A Colorado official says he doesn’t see any challenges with a requirement that the state reapply for its waiver from parts of federal education law.

The U.S. Department of Education announced earlier in the day that 34 states and the District of Columbia that received waivers from No Child Left Behind in 2012 would need to reapply for the two school years that start in the fall of 2014. (See DOE statement; get technical details here.)

Education Week bloggers characterized the move as attaching “more strings” to waivers.

But Keith Owen, deputy commissioner of the Colorado Department of Education, doesn’t anticipate any problems. “We are kind of diving through [the new requirements] right now,” Owen said. “But on first glance it looks to be pretty consistent with the principles in the first waiver. … On the surface it seems to have everything we were hoping for.”

There’s been some national controversy about waivers recently. Earlier this month DOE raised concerns with how Kansas, Oregon and Washington were handling their waivers. An advocacy group, the Campaign for High School Equity, this week warned that waivers were a problem for at-risk students (see article).

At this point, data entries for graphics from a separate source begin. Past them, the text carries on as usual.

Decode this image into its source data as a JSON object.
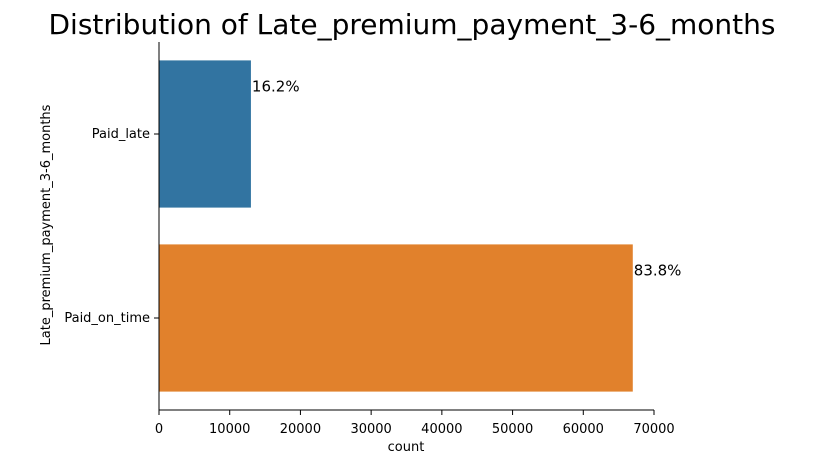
{
  "chart_data": {
    "type": "bar",
    "orientation": "horizontal",
    "title": "Distribution of Late_premium_payment_3-6_months",
    "xlabel": "count",
    "ylabel": "Late_premium_payment_3-6_months",
    "categories": [
      "Paid_late",
      "Paid_on_time"
    ],
    "values": [
      13000,
      67000
    ],
    "percent_labels": [
      "16.2%",
      "83.8%"
    ],
    "colors": [
      "#3274a1",
      "#e1812c"
    ],
    "xlim": [
      0,
      70000
    ],
    "xticks": [
      0,
      10000,
      20000,
      30000,
      40000,
      50000,
      60000,
      70000
    ],
    "grid": false,
    "legend": "none"
  }
}
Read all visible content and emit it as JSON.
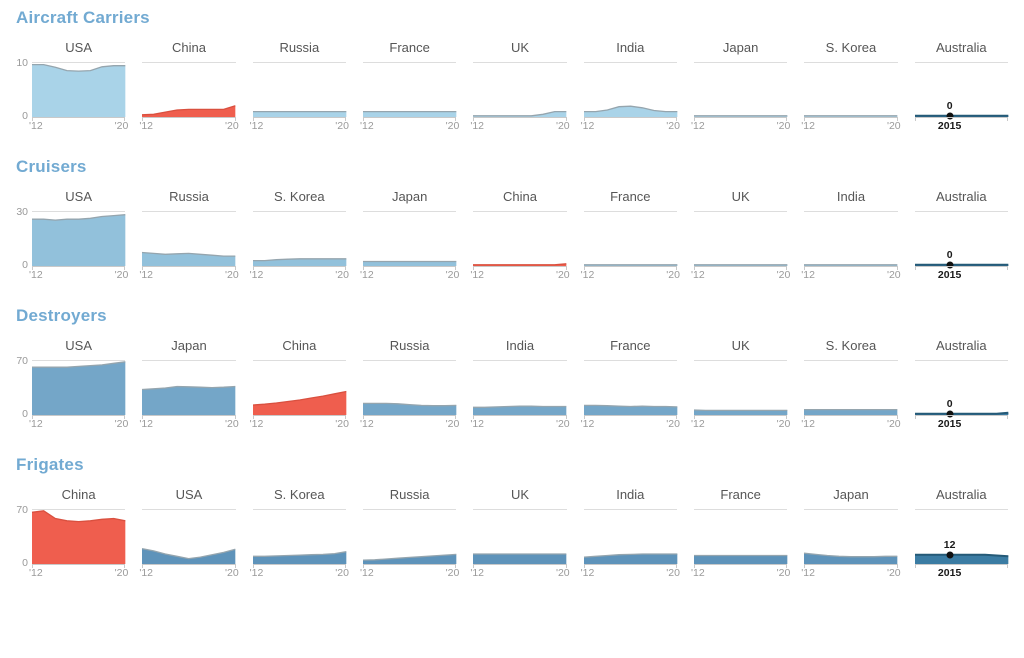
{
  "palette": {
    "title_blue": "#72aad2",
    "row_blues": [
      "#a9d3e8",
      "#92c1db",
      "#74a6c8",
      "#5e93ba"
    ],
    "blue_stroke": "#95a5ae",
    "red_fill": "#ef5e4e",
    "red_stroke": "#d9503f",
    "highlight_fill": "#3b7ca3",
    "highlight_stroke": "#255a77",
    "grid_line": "#dddddd",
    "axis_line": "#c9c9c9",
    "marker_dot": "#111111"
  },
  "axis": {
    "start_label": "'12",
    "end_label": "'20",
    "marker_year": "2015"
  },
  "chart_data": [
    {
      "title": "Aircraft Carriers",
      "type": "area",
      "x_range": [
        2012,
        2020
      ],
      "ymax": 10,
      "y_ticks": [
        "10",
        "0"
      ],
      "series": [
        {
          "name": "USA",
          "color": "blue",
          "values": [
            9.7,
            9.7,
            9.2,
            8.6,
            8.5,
            8.6,
            9.3,
            9.5,
            9.5
          ]
        },
        {
          "name": "China",
          "color": "red",
          "values": [
            0.4,
            0.5,
            0.9,
            1.3,
            1.4,
            1.4,
            1.4,
            1.4,
            2.1
          ]
        },
        {
          "name": "Russia",
          "color": "blue",
          "values": [
            1,
            1,
            1,
            1,
            1,
            1,
            1,
            1,
            1
          ]
        },
        {
          "name": "France",
          "color": "blue",
          "values": [
            1,
            1,
            1,
            1,
            1,
            1,
            1,
            1,
            1
          ]
        },
        {
          "name": "UK",
          "color": "blue",
          "values": [
            0.15,
            0.15,
            0.15,
            0.15,
            0.15,
            0.2,
            0.5,
            1,
            1
          ]
        },
        {
          "name": "India",
          "color": "blue",
          "values": [
            1,
            1,
            1.3,
            1.9,
            2,
            1.7,
            1.2,
            1,
            1
          ]
        },
        {
          "name": "Japan",
          "color": "blue",
          "values": [
            0,
            0,
            0,
            0,
            0,
            0,
            0,
            0,
            0
          ]
        },
        {
          "name": "S. Korea",
          "color": "blue",
          "values": [
            0,
            0,
            0,
            0,
            0,
            0,
            0,
            0,
            0
          ]
        },
        {
          "name": "Australia",
          "color": "highlight",
          "values": [
            0,
            0,
            0,
            0,
            0,
            0,
            0,
            0,
            0
          ]
        }
      ],
      "marker": {
        "country": "Australia",
        "year": "2015",
        "value_label": "0",
        "value": 0
      }
    },
    {
      "title": "Cruisers",
      "type": "area",
      "x_range": [
        2012,
        2020
      ],
      "ymax": 30,
      "y_ticks": [
        "30",
        "0"
      ],
      "series": [
        {
          "name": "USA",
          "color": "blue",
          "values": [
            26,
            26,
            25.5,
            26,
            26,
            26.5,
            27.5,
            28,
            28.5
          ]
        },
        {
          "name": "Russia",
          "color": "blue",
          "values": [
            7.5,
            7,
            6.5,
            6.8,
            7,
            6.5,
            6,
            5.5,
            5.5
          ]
        },
        {
          "name": "S. Korea",
          "color": "blue",
          "values": [
            3,
            3,
            3.5,
            3.8,
            4,
            4,
            4,
            4,
            4
          ]
        },
        {
          "name": "Japan",
          "color": "blue",
          "values": [
            2.5,
            2.5,
            2.5,
            2.5,
            2.5,
            2.5,
            2.5,
            2.5,
            2.5
          ]
        },
        {
          "name": "China",
          "color": "red",
          "values": [
            0.4,
            0.4,
            0.4,
            0.4,
            0.4,
            0.4,
            0.4,
            0.6,
            1.2
          ]
        },
        {
          "name": "France",
          "color": "blue",
          "values": [
            0,
            0,
            0,
            0,
            0,
            0,
            0,
            0,
            0
          ]
        },
        {
          "name": "UK",
          "color": "blue",
          "values": [
            0,
            0,
            0,
            0,
            0,
            0,
            0,
            0,
            0
          ]
        },
        {
          "name": "India",
          "color": "blue",
          "values": [
            0,
            0,
            0,
            0,
            0,
            0,
            0,
            0,
            0
          ]
        },
        {
          "name": "Australia",
          "color": "highlight",
          "values": [
            0,
            0,
            0,
            0,
            0,
            0,
            0,
            0,
            0
          ]
        }
      ],
      "marker": {
        "country": "Australia",
        "year": "2015",
        "value_label": "0",
        "value": 0
      }
    },
    {
      "title": "Destroyers",
      "type": "area",
      "x_range": [
        2012,
        2020
      ],
      "ymax": 70,
      "y_ticks": [
        "70",
        "0"
      ],
      "series": [
        {
          "name": "USA",
          "color": "blue",
          "values": [
            62,
            62,
            62,
            62,
            63,
            64,
            65,
            67,
            69
          ]
        },
        {
          "name": "Japan",
          "color": "blue",
          "values": [
            33,
            34,
            35,
            37,
            36.5,
            36,
            35.5,
            36,
            37
          ]
        },
        {
          "name": "China",
          "color": "red",
          "values": [
            13,
            14,
            15.5,
            17.5,
            19.5,
            22,
            24.5,
            27.5,
            30.5
          ]
        },
        {
          "name": "Russia",
          "color": "blue",
          "values": [
            15,
            15,
            15,
            14.5,
            13.5,
            12.5,
            12,
            12,
            12.5
          ]
        },
        {
          "name": "India",
          "color": "blue",
          "values": [
            10,
            10,
            10.5,
            11,
            11.5,
            11.5,
            11,
            11,
            11
          ]
        },
        {
          "name": "France",
          "color": "blue",
          "values": [
            12.5,
            12.5,
            12,
            11.5,
            11,
            11.5,
            11,
            11,
            10.5
          ]
        },
        {
          "name": "UK",
          "color": "blue",
          "values": [
            6.5,
            6,
            6,
            6,
            6,
            6,
            6,
            6,
            6
          ]
        },
        {
          "name": "S. Korea",
          "color": "blue",
          "values": [
            7,
            7,
            7,
            7,
            7,
            7,
            7,
            7,
            7
          ]
        },
        {
          "name": "Australia",
          "color": "highlight",
          "values": [
            0,
            0,
            0,
            0,
            0,
            0,
            0.5,
            1.5,
            3
          ]
        }
      ],
      "marker": {
        "country": "Australia",
        "year": "2015",
        "value_label": "0",
        "value": 0
      }
    },
    {
      "title": "Frigates",
      "type": "area",
      "x_range": [
        2012,
        2020
      ],
      "ymax": 70,
      "y_ticks": [
        "70",
        "0"
      ],
      "series": [
        {
          "name": "China",
          "color": "red",
          "values": [
            67,
            69,
            59,
            56,
            55,
            56,
            58,
            59,
            56
          ]
        },
        {
          "name": "USA",
          "color": "blue",
          "values": [
            20,
            17,
            13,
            10,
            7,
            9,
            12,
            15,
            19
          ]
        },
        {
          "name": "S. Korea",
          "color": "blue",
          "values": [
            10,
            10,
            10.5,
            11,
            11.5,
            12,
            12.5,
            13.5,
            16
          ]
        },
        {
          "name": "Russia",
          "color": "blue",
          "values": [
            5,
            5.5,
            6.5,
            7.5,
            8.5,
            9.5,
            10.5,
            11.5,
            12.5
          ]
        },
        {
          "name": "UK",
          "color": "blue",
          "values": [
            13,
            13,
            13,
            13,
            13,
            13,
            13,
            13,
            13
          ]
        },
        {
          "name": "India",
          "color": "blue",
          "values": [
            9,
            10,
            11,
            12,
            12.5,
            13,
            13,
            13,
            13
          ]
        },
        {
          "name": "France",
          "color": "blue",
          "values": [
            11,
            11,
            11,
            11,
            11,
            11,
            11,
            11,
            11
          ]
        },
        {
          "name": "Japan",
          "color": "blue",
          "values": [
            14,
            12.5,
            11,
            10,
            9.5,
            9.5,
            9.5,
            10,
            10
          ]
        },
        {
          "name": "Australia",
          "color": "highlight",
          "values": [
            12,
            12,
            12,
            12,
            12,
            12,
            12,
            11,
            10
          ]
        }
      ],
      "marker": {
        "country": "Australia",
        "year": "2015",
        "value_label": "12",
        "value": 12
      }
    }
  ]
}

And some members of Congress have been grumpy about waivers from the start. But congressional inaction on reauthorization of NCLB was what prompted the Obama administration to create the waiver program in the first place.

Waivers went into effect for Colorado in the 2012-13 year. The most significant parts of Colorado’s waiver allowed the state to discard the feds’ Adequate Yearly Progress standard for rating schools (the state has its own system) and gave the state greater flexibility in the use of some federal money. (For more background, see this EdNews story about Colorado’s 2011 application and this 2012 article about acceptance of that bid.)